La tension sur les taux contamine le marché high yield en euros
Le marché du crédit européen à haut rendement avait relativement bien résisté à la remontée des taux d’emprunts depuis fin avril… jusqu’à la semaine dernière. Sur le cash, «l’indice iBoxx HY Corporates s’est élargi de 40 pb à 438 pb de spread au-dessus des benchmarks, soit 6 pb de plus qu’au tournant de l’année.
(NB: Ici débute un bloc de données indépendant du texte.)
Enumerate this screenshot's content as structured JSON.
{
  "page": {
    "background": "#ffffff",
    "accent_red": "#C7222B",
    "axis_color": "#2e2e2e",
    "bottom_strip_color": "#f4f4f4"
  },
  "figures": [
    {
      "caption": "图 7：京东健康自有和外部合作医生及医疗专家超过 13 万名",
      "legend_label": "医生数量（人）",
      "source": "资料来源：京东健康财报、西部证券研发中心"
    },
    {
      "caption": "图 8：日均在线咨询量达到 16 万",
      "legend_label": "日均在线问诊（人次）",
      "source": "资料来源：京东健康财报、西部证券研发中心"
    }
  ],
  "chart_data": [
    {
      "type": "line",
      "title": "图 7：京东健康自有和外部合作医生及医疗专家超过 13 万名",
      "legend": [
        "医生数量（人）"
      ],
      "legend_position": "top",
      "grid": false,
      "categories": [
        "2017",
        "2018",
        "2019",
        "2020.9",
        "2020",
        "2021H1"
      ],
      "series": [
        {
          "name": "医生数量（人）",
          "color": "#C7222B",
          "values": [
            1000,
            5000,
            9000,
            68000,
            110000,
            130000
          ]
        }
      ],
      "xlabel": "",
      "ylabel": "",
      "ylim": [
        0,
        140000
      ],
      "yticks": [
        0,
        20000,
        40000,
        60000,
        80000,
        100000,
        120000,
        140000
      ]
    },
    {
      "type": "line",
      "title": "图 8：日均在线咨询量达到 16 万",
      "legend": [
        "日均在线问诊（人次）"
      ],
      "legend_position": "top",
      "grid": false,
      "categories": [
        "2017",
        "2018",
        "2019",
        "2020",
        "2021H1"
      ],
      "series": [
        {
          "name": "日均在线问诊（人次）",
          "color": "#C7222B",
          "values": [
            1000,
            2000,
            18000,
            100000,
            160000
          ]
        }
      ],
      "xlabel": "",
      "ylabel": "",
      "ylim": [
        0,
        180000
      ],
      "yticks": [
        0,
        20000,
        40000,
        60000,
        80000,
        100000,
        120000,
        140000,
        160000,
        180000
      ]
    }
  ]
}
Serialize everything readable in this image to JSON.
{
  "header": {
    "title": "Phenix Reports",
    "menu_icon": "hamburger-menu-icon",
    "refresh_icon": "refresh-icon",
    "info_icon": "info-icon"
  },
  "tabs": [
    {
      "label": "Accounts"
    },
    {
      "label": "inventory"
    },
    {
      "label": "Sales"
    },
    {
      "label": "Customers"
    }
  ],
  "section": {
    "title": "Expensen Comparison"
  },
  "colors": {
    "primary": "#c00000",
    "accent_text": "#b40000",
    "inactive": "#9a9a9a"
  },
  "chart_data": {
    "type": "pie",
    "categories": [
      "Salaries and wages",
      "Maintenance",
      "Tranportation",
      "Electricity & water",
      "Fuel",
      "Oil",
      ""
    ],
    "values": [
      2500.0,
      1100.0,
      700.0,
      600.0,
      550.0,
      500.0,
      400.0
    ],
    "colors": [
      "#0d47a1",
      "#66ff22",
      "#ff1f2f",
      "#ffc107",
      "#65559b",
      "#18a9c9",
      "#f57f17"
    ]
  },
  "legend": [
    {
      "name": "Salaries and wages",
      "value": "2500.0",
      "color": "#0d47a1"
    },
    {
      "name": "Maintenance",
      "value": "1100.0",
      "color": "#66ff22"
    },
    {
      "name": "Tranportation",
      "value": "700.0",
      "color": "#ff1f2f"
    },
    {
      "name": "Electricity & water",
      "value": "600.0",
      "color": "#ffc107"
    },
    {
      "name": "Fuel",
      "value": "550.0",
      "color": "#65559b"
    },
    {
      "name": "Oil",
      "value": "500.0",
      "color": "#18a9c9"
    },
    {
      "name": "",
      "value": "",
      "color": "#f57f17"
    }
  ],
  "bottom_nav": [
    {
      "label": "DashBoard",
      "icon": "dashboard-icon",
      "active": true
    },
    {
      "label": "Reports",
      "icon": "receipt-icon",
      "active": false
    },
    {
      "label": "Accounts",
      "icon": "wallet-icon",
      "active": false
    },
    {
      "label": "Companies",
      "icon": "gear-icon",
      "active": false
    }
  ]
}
Les acheteurs se sont montrés très sélectifs et insaisissables, la plupart préférant éviter de prendre du risque à ce stade», soulignent les stratégistes crédit de SG CIB. Les fonds ont par ailleurs subi des retraits.
Si le compartiment affiche encore une performance positive sur 2015 (+1,67% en total return), contrairement à l’investment grade (-0,71%), il a perdu 1,01% sur la semaine écoulée, indique CreditSights. La montée des inquiétudes autour du dossier grec explique ce regain de nervosité vis-à-vis des actifs risqués. Les réactions sont partagées selon les catégories de notation. Les émetteurs BB, les plus proches de la catégorie investisseurs, sont ceux qui souffrent le plus en 2015, en traitant 44 pb au-dessus de leur niveau à fin 2014, car le prix de leurs obligations s’était envolé en début d’année. Les signatures les plus risquées, CCC, qui ont connu une correction de 117 pb la semaine dernière, se paient au contraire à des spreads encore inférieurs de 10% à ceux de fin décembre.
La nouvelle donne contamine aussi le marché du primaire. En témoigne la difficile émission obligataire de Worldwide Flight Services (WFS) vendredi. Le groupe de services aéroportuaires a été cédé fin avril par LBO France à Platinum Equity. Ses 225 millions d’euros d’obligations à 7 ans, notées B2/B, cinq crans en catégorie high yield, n’ont trouvé preneur qu’à un rendement de 9,5%. WFS a ainsi égalé le record établi cette année par deux autres emprunteurs sur le high yield européen. La fourchette indicative, le 19 juin au matin, était de 9,25% à 9,5%, et le rendement communiqué lors de la phase de pré-marketing, la semaine précédente, tournait encore autour de 8,5%.
Platinum Equity, qui devait mener la transaction à bien pour boucler le financement du LBO sur l’entreprise, ne s’attendait sans doute pas fin avril à acquitter un tel prix. Si l’émetteur a pâti du climat général, il aurait aussi payé, selon des sources de marché, sa relative petite taille, en termes d’Ebitda et de montant d’émission, et le levier plutôt élevé que faisait ressortir l’opération.